Cenic.org

CalREN Service Restoration Expectation and Priorities

This document has been prepared at the request of, and in consultation with, the CENIC Technical Advisory Councils. It describes in general terms the extent to which local disaster recovery planning should or should not assume the availability of the CalREN networks and related services in the event of a disaster.

I. Geographic Scope

The expected availability of CalREN network services will vary with the scope and nature of a disaster. This document does not attempt to exhaustively list all possible disasters but rather to provide information about general classes of disaster based on their geographic scope.

Local Disaster Impacting A Customer Site:
In this scenario, a local issue (e.g., power outage, fire, flood, etc.) results in an outage for a particular site or a small number of sites. Network connectivity for other sites will generally be unaffected. Restoration time may be brief or prolonged depending on the nature of the disaster.

Local Disaster Impacting a CalREN Hubsite or AT&T Central Office:
In this scenario, a local issue results in an outage for a CalREN hubsite (an aggregation point in which many customer sites connect to CalREN) or at an AT&T facility that serves multiple sites. All connections served through the impacted site would be down, for a period of time on the order of hours or days. Customer sites with routed diverse connections not making use of the impacted site would route through the alternate connection. Network services (e.g., ISP or peering connections, video gatekeepers, domain name servers) located in an impacted hubsite would be down; however, critical servers are located in multiple hubsites and the alternate servers would assume the load.

Local Disaster Impacting the CalREN NOC:
In this scenario, a local issue results in the CalREN Network Operations Center (NOC) being inaccessible or uninhabitable. CENIC would activate its NOC disaster recovery plan and relocate services to a nearby campus.
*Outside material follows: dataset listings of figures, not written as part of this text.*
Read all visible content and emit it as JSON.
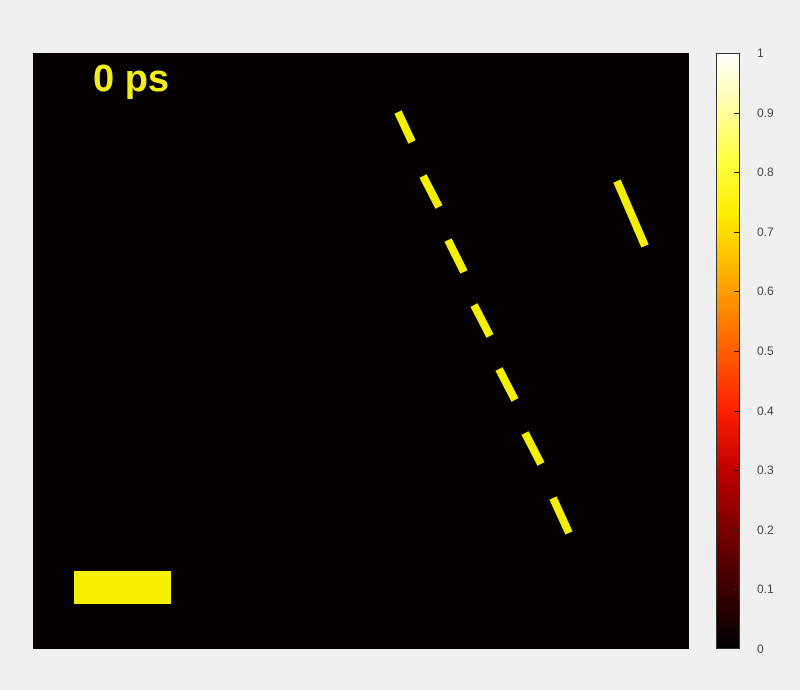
{
  "chart_data": {
    "type": "heatmap",
    "annotation": "0 ps",
    "colormap": "hot",
    "clim": [
      0,
      1
    ],
    "colorbar": {
      "ticks": [
        0,
        0.1,
        0.2,
        0.3,
        0.4,
        0.5,
        0.6,
        0.7,
        0.8,
        0.9,
        1
      ],
      "tick_labels": [
        "0",
        "0.1",
        "0.2",
        "0.3",
        "0.4",
        "0.5",
        "0.6",
        "0.7",
        "0.8",
        "0.9",
        "1"
      ]
    },
    "features_color": "#f5f000",
    "background_value": 0
  }
}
NOC services could be unavailable for several hours during this recovery; however, network services would not be impacted by an outage of the NOC.

Widespread Disaster:
A widespread disaster (for example, a major earthquake in the Los Angeles area) would result in outages for many sites and possibly multiple hubsites. Although CalREN is designed to survive most single points of failure, a large disaster of this sort would probably render large portions of the network inaccessible, perhaps for a prolonged period of time.

II. Third-party Services

CENIC makes use of contracted services for many purposes: telco circuits, colocation space, utility power, etc. While in many cases a service level for restoration is in place, a sufficiently large disaster would strain the restoration ability of service providers and it is possible that those service levels would not be met. For example, a typical colocation space maintains 8-16 hours of generator fuel on-site; while in a limited-scope disaster this supply can be replenished, in a more widespread disaster other customers would be competing for that same limited supply of fuel.

III. Restoration Priorities

Since the original development of the CalREN-DC and CalREN-HPR networks, it has been recognized that the more experimental nature of the HPR network necessarily lends itself to a higher level of reliability for the DC network, while the HPR network (and ad-hoc services made available via CalREN/XD) can tolerate larger outages. This principle was incorporated into the design of the various networks.
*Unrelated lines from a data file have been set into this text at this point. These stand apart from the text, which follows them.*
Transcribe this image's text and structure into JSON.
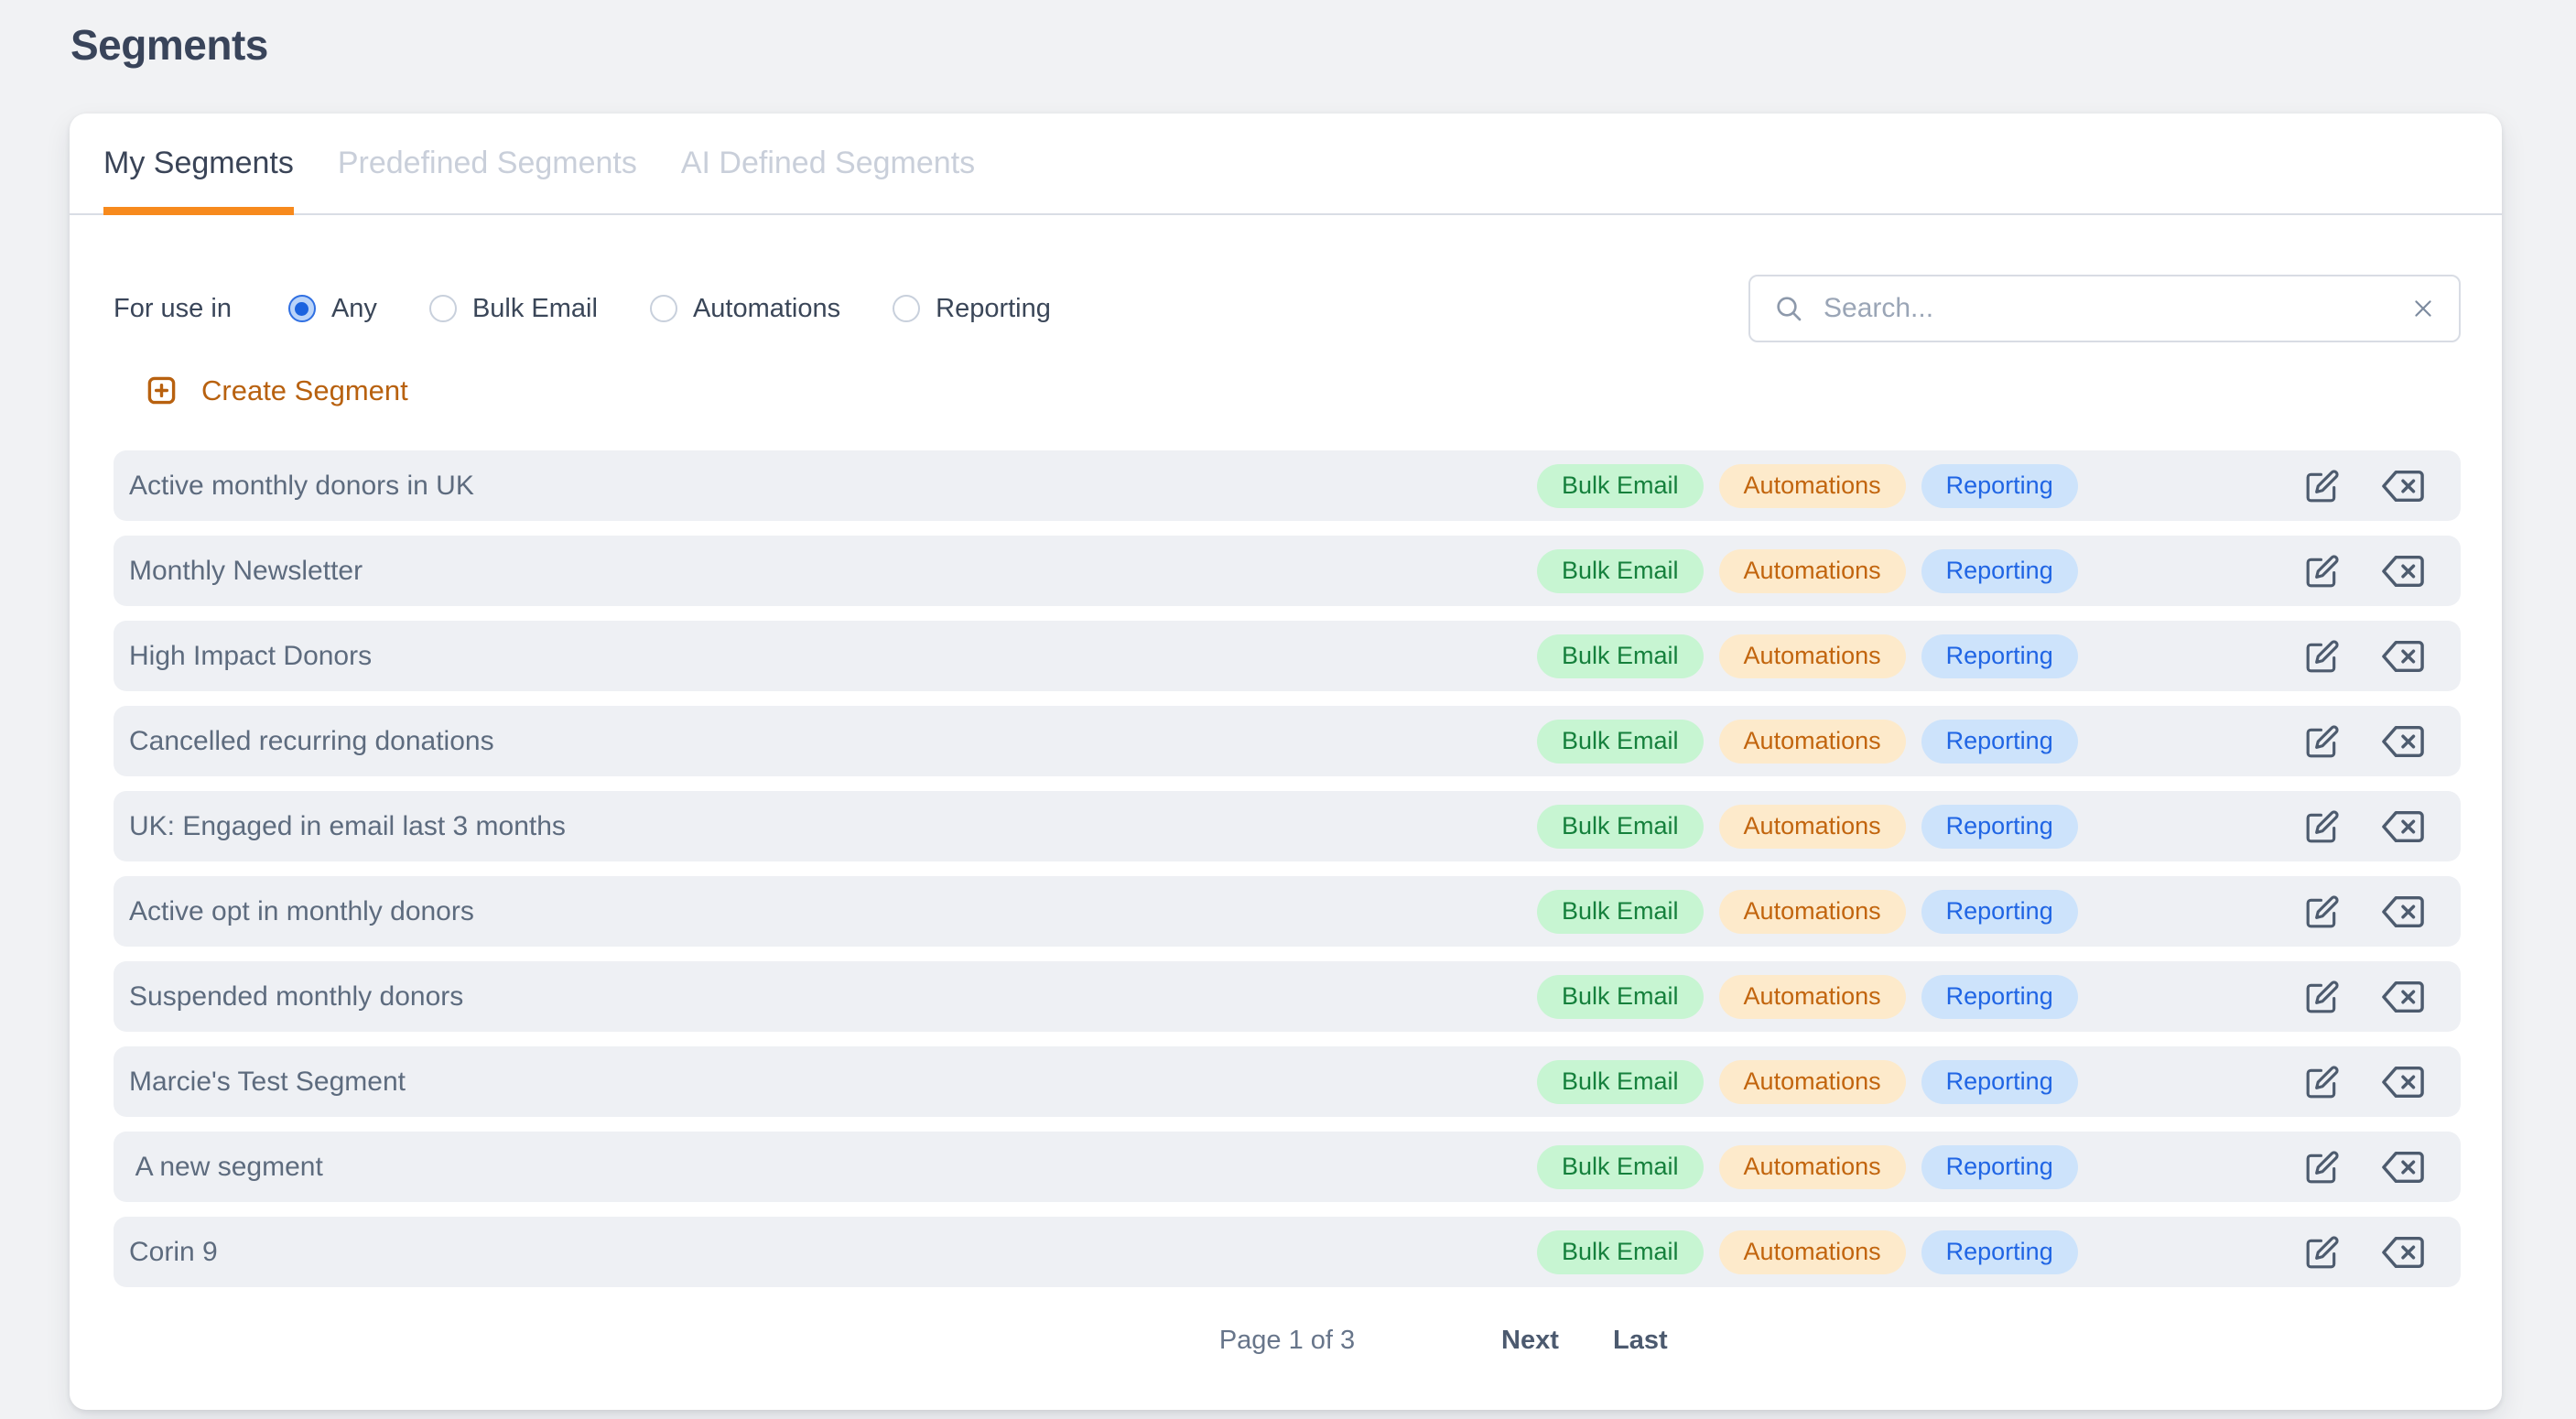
{
  "page": {
    "title": "Segments"
  },
  "tabs": [
    {
      "label": "My Segments",
      "active": true
    },
    {
      "label": "Predefined Segments",
      "active": false
    },
    {
      "label": "AI Defined Segments",
      "active": false
    }
  ],
  "filter": {
    "label": "For use in",
    "options": [
      {
        "label": "Any",
        "selected": true
      },
      {
        "label": "Bulk Email",
        "selected": false
      },
      {
        "label": "Automations",
        "selected": false
      },
      {
        "label": "Reporting",
        "selected": false
      }
    ]
  },
  "search": {
    "placeholder": "Search...",
    "value": ""
  },
  "create_button": {
    "label": "Create Segment"
  },
  "segments": {
    "badges": [
      {
        "label": "Bulk Email",
        "type": "bulk-email"
      },
      {
        "label": "Automations",
        "type": "automations"
      },
      {
        "label": "Reporting",
        "type": "reporting"
      }
    ],
    "rows": [
      "Active monthly donors in UK",
      "Monthly Newsletter",
      "High Impact Donors",
      "Cancelled recurring donations",
      "UK: Engaged in email last 3 months",
      "Active opt in monthly donors",
      "Suspended monthly donors",
      "Marcie's Test Segment",
      " A new segment",
      "Corin 9"
    ]
  },
  "pagination": {
    "status": "Page 1 of 3",
    "next_label": "Next",
    "last_label": "Last"
  },
  "colors": {
    "brand_orange": "#f78a1d",
    "create_orange": "#b8610f",
    "radio_selected_blue": "#1b63df",
    "badge_green_bg": "#c7f5d2",
    "badge_green_text": "#15803c",
    "badge_orange_bg": "#fdeacb",
    "badge_orange_text": "#c2650e",
    "badge_blue_bg": "#cde3fb",
    "badge_blue_text": "#2065e4",
    "row_bg": "#eef0f4",
    "page_bg": "#f1f2f4"
  }
}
The CENIC TACs have provided CENIC with guidance as to the relative priority of service restoration for the CalREN networks, as follows:

The CENIC TACs recognize the difference between the various CalREN networks and support the higher-availability nature of DC and the more experimental, research-oriented nature of HPR and XD. Although the SLA spells out these differences for ordinary events, the TACs would like to explicitly state that these differences should also be observed for extraordinary, outside-SLA events, such as major disasters and other serious events that cause widespread network outages. The TACs believe that CENIC resources should initially be devoted to restoration of service of the DC network. Where there is infrastructure common to multiple networks, it is certainly acceptable to devote resources to restoring the function of that infrastructure regardless of the fact that it may support networks other than DC. However, where there is a choice as to whether to devote resources to recovering service on either DC or other networks, it is the TACs’ expectation that resources will first be targeted at the DC network.
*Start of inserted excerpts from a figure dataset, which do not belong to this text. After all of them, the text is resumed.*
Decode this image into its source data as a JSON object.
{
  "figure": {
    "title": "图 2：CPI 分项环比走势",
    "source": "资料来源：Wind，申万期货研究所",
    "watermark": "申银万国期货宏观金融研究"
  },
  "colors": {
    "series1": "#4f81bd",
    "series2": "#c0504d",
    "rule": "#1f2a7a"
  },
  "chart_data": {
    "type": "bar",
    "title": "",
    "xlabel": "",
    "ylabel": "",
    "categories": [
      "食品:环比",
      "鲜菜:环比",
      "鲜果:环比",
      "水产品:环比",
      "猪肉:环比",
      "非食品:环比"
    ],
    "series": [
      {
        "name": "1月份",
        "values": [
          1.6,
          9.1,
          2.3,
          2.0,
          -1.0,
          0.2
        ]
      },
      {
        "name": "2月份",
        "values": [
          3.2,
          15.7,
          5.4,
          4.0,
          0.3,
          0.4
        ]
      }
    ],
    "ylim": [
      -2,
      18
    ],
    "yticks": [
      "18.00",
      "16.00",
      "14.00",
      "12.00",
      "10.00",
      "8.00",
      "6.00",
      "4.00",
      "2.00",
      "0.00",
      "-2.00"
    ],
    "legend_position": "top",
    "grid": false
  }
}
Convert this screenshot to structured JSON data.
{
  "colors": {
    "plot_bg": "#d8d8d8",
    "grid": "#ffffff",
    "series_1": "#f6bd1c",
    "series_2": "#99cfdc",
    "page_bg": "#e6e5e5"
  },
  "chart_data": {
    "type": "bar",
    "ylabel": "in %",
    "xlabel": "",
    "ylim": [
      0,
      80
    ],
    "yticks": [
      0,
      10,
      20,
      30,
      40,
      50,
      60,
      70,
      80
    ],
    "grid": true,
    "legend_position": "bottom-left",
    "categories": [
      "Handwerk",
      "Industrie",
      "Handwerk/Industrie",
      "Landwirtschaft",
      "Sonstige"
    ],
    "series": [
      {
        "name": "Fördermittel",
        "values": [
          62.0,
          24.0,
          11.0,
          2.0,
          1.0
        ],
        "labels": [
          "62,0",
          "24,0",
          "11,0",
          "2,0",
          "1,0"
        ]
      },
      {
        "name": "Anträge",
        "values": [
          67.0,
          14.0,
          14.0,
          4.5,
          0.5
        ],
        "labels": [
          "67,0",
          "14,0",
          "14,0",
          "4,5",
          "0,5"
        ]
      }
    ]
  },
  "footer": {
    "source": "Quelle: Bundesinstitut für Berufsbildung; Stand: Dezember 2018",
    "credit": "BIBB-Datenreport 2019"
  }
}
The TACs expect that restoration of services on a particular network refers to all supported core services of that network. Given that IPv4 and IPv6 represent the core protocols on the DC network, the TAC expects that the restoration of service will initially include both IPv4 and IPv6 core protocols. We further expect that services that operate on top of the core protocols, such as video conferencing and other services that CENIC operates, can be restored at the discretion of CENIC staff, once the core protocols are operating.

IV. Financial Responsibility

The financial responsibility for service restoration generally rests with CENIC, its contractors, and its Charter Associates.